Question

For a reaction,$P+Q\to R+S$, the value of $\Delta {{H}^{0}}$ is $-30kJmo{{l}^{-1}}$ and $\Delta S$ is $-100J{{K}^{-1}}mo{{l}^{-1}}$. At what temperature will the reaction be at equilibrium?

Answer 1

The answer to this question is based on the Gibbs – Helmholtz equation which is given by $\Delta G=\Delta H-T\Delta S$ and by substituting the values at the equilibrium conditions, you will get the correct answer.

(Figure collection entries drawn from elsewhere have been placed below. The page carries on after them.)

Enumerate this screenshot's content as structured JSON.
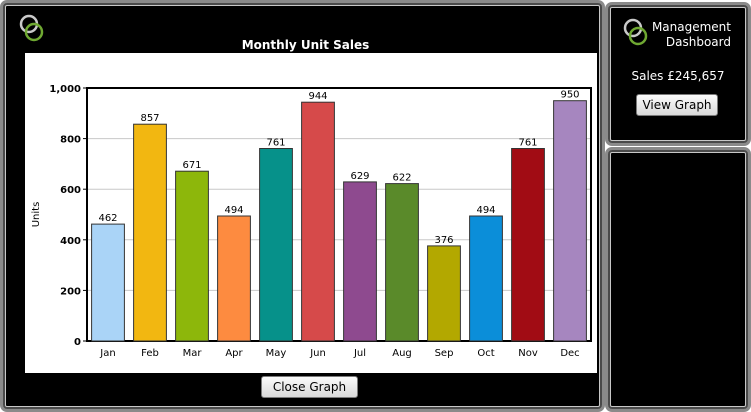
{
  "main": {
    "close_label": "Close Graph"
  },
  "side": {
    "title_line1": "Management",
    "title_line2": "Dashboard",
    "sales_label": "Sales",
    "sales_value": "£245,657",
    "view_label": "View Graph"
  },
  "icons": {
    "logo": "rings-logo-icon"
  },
  "chart_data": {
    "type": "bar",
    "title": "Monthly Unit Sales",
    "xlabel": "",
    "ylabel": "Units",
    "ylim": [
      0,
      1000
    ],
    "yticks": [
      "0",
      "200",
      "400",
      "600",
      "800",
      "1,000"
    ],
    "grid": true,
    "categories": [
      "Jan",
      "Feb",
      "Mar",
      "Apr",
      "May",
      "Jun",
      "Jul",
      "Aug",
      "Sep",
      "Oct",
      "Nov",
      "Dec"
    ],
    "values": [
      462,
      857,
      671,
      494,
      761,
      944,
      629,
      622,
      376,
      494,
      761,
      950
    ],
    "colors": [
      "#aad4f7",
      "#f2b711",
      "#8db70b",
      "#fd8b40",
      "#06918a",
      "#d64a4a",
      "#8e4a8f",
      "#5a8a2a",
      "#b3a800",
      "#0b8ed9",
      "#a10c14",
      "#a686bf"
    ]
  }
}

Complete step by step answer:
- In the classes of physical chemistry, we have come across the concepts of thermodynamics which tells us about various parameters associated with the reaction such as enthalpy of a reaction, entropy of a reaction and also the Gibbs free energy of a reaction.
- We shall now calculate the temperature at which the reaction will be in equilibrium.
- The equation which relates the enthalpy that is$\Delta H$and the entropy that is $\Delta S$ along with the temperature is the Gibbs – Helmholtz equation and this equation is given by,
$\Delta G=\Delta H-T\Delta S$
where, $\Delta G$ is the change in the Gibbs free energy
$\Delta H$ is the change in enthalpy of the system
$T$ is the temperature and
$\Delta S$ is the change in the enthalpy of the system.
- Now, according to the given data, we have
$\Delta {{H}^{0}} = -30kJmo{{l}^{-1}}$, $\Delta S = -100J{{K}^{-1}}mo{{l}^{-1}}$
At equilibrium, the Gibbs free energy value will be ,
$\Delta G=0$
Therefore, the above equation reduces to,
$\Delta H-T\Delta S=0$
- Now, $\Delta {{H}^{0}}=-30kJmo{{l}^{-1}}=30000Jmo{{l}^{-1}}$
Substituting the value in the above equation,
$30000 = T\times 100$
$\Rightarrow T = 300K = {{27}^{0}}C$
Therefore, the correct answer is at temperature $300K$ or ${{27}^{0}}C$, the reaction will be at equilibrium.

Note: The Gibbs – Helmholtz equation is a very important factor because it relates the change in Gibbs energy to its temperature dependence and the position of the equilibrium to change in the enthalpy of the reaction.